UK general election live: Starmer will try to set up ‘permanent Labour government’ if he wins, James Cleverly claims | Politics

‘Labour have said they will gerrymander the system,’ claims James Cleverly

Good morning. Rishi Sunak has always sounded unconvincing when he tells interviewers that he genuinely thinks the Conservative party could win the general election but last night, after England’s victory in the Euros, he was able to post this message on X giving Tories a crumb of hope. “It’s not over until its over,” he said.

Of course, the analogy is not exact. England were rescued by a player capable of brilliance.

With only three full days of campaigning left to go, the parties are reverting to their core messages and, for the Conservative party, it is not in fact ‘we could still win’, but ‘don’t let Labour win with a massive majority’. James Cleverly, the home secretary, has been doing an interview round this morning and he claimed Keir Starmer would want to establish “a permanent Labour government” if he won. Cleverly told the BBC:

The reason that this is so important is because Labour have already said they are going to gerrymander the system, they have said they’re going to pack out the House of Lords, they’ve said they’re going to get votes at 16, they’re going to get votes for foreign nationals, they’re probably going to get votes for criminals.

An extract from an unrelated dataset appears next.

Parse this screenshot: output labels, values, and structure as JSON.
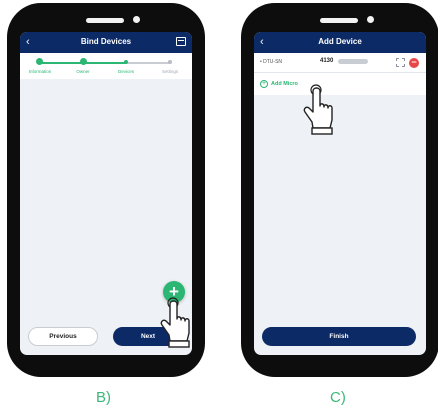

They are determined to have a permanent Labour government and they are quite willing to distort the British political system to get that – that is what is at stake. This is not an election which is about giving the Conservatives a bit of a telling off, and many people might think that is legitimate …

[Labour] have said they’re going to distort the political system and I think there’s a real risk, there is a genuine risk, that they take a majority if that is what they get to try and lock in their power permanently, because they don’t really feel confident that they’re going to be able to make a credible case to the British people at the next general election.

As Kiran Stacey reports, Rishi Sunak will be making a similar argument in speeches today.

Here is the agenda for the day.

8.30am: Ed Davey, the Lib Dem leader, is campaigning in Eastbourne. Later he will be in Wokingham and the Cotswolds.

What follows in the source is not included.